M. Jean-Pierre Fourcade . Je ne vois pas comment, dans le cadre de la réforme de la taxe professionnelle, la DGFiP va pouvoir intégrer la taxe locale sur la valeur ajoutée, qui va être répartie entre plusieurs niveaux de collectivité. Peut-on avoir des précisions sur ce point ?

M. Charles Guéné . La DGFiP a-t-elle été sollicitée pour travailler à la fois sur le foncier et la valeur ajoutée, et faire des répartitions macro ou micro-économiques ?

M. Jean Arthuis, président . La DGFiP est-elle équipée pour localiser la valeur ajoutée ?

M. Alain Lelouey . Copernic est capable de traiter différents process : télédéclarations pour la TVA, paiements... La répartition entre les collectivités ne pose pas plus de problèmes et se fait grâce à une calculette informatique.

La dernière question posée est plus difficile : serons-nous capables de localiser la valeur ajoutée ?

M. Jean Arthuis, président . Il faudra que le législateur vous dise comment la répartir.

M. Alain Lelouey . En effet. C'est vous qui fixez, en quelque sorte, le cahier des charges.

M. Jean Arthuis, président . Si l'on voulait mettre de la méthode dans l'art de légiférer, il ne serait pas inutile d'avoir à l'esprit la faisabilité de ce que nous écrivons sous forme d'amendements, car on crée quelquefois de la complexité dans des conditions aberrantes ! Nous avons nous aussi des marges de progression, mes chers collègues ! Par exemple, si l'on fusionnait les bénéfices industriels et commerciaux, les bénéfices non commerciaux et les bénéfices agricoles, cela simplifierait bien des choses ; et ce ne serait pas injuste !
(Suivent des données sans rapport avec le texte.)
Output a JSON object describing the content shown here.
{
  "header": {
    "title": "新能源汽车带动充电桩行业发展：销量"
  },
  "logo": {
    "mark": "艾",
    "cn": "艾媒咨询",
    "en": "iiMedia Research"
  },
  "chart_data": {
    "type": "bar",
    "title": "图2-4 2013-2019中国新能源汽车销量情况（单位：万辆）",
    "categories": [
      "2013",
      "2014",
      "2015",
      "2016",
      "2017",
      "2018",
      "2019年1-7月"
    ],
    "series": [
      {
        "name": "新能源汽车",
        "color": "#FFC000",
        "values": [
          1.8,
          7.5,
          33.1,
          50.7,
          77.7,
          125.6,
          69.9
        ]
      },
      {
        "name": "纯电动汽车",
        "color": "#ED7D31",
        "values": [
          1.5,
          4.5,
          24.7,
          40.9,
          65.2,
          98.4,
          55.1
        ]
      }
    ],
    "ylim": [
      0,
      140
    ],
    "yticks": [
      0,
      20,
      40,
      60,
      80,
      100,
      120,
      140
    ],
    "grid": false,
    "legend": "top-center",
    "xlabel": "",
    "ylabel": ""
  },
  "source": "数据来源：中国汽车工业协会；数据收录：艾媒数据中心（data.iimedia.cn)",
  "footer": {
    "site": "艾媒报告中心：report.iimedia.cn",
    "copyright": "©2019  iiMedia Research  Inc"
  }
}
Quoi qu'il en soit cette audition, qui s'annonçait très technique, s'est révélé tout à fait intéressante. Les représentants de la DGDDI ont compris que nous sommes assez impatients de voir Copernic s'étendre à tout le champ de la douane et des droits indirects. Il y a sans doute urgence à ce qu'il en soit ainsi. Nous savons que le cabinet du ministre y est très attentif, ce qui nous rassure pleinement.

Mes chers collègues, êtes-vous d'accord pour publier cette enquête, ainsi que le débat qui vient d'avoir lieu, sous la forme d'un rapport d'information ? Je ne vois pas d'opposition : il en est donc ainsi décidé.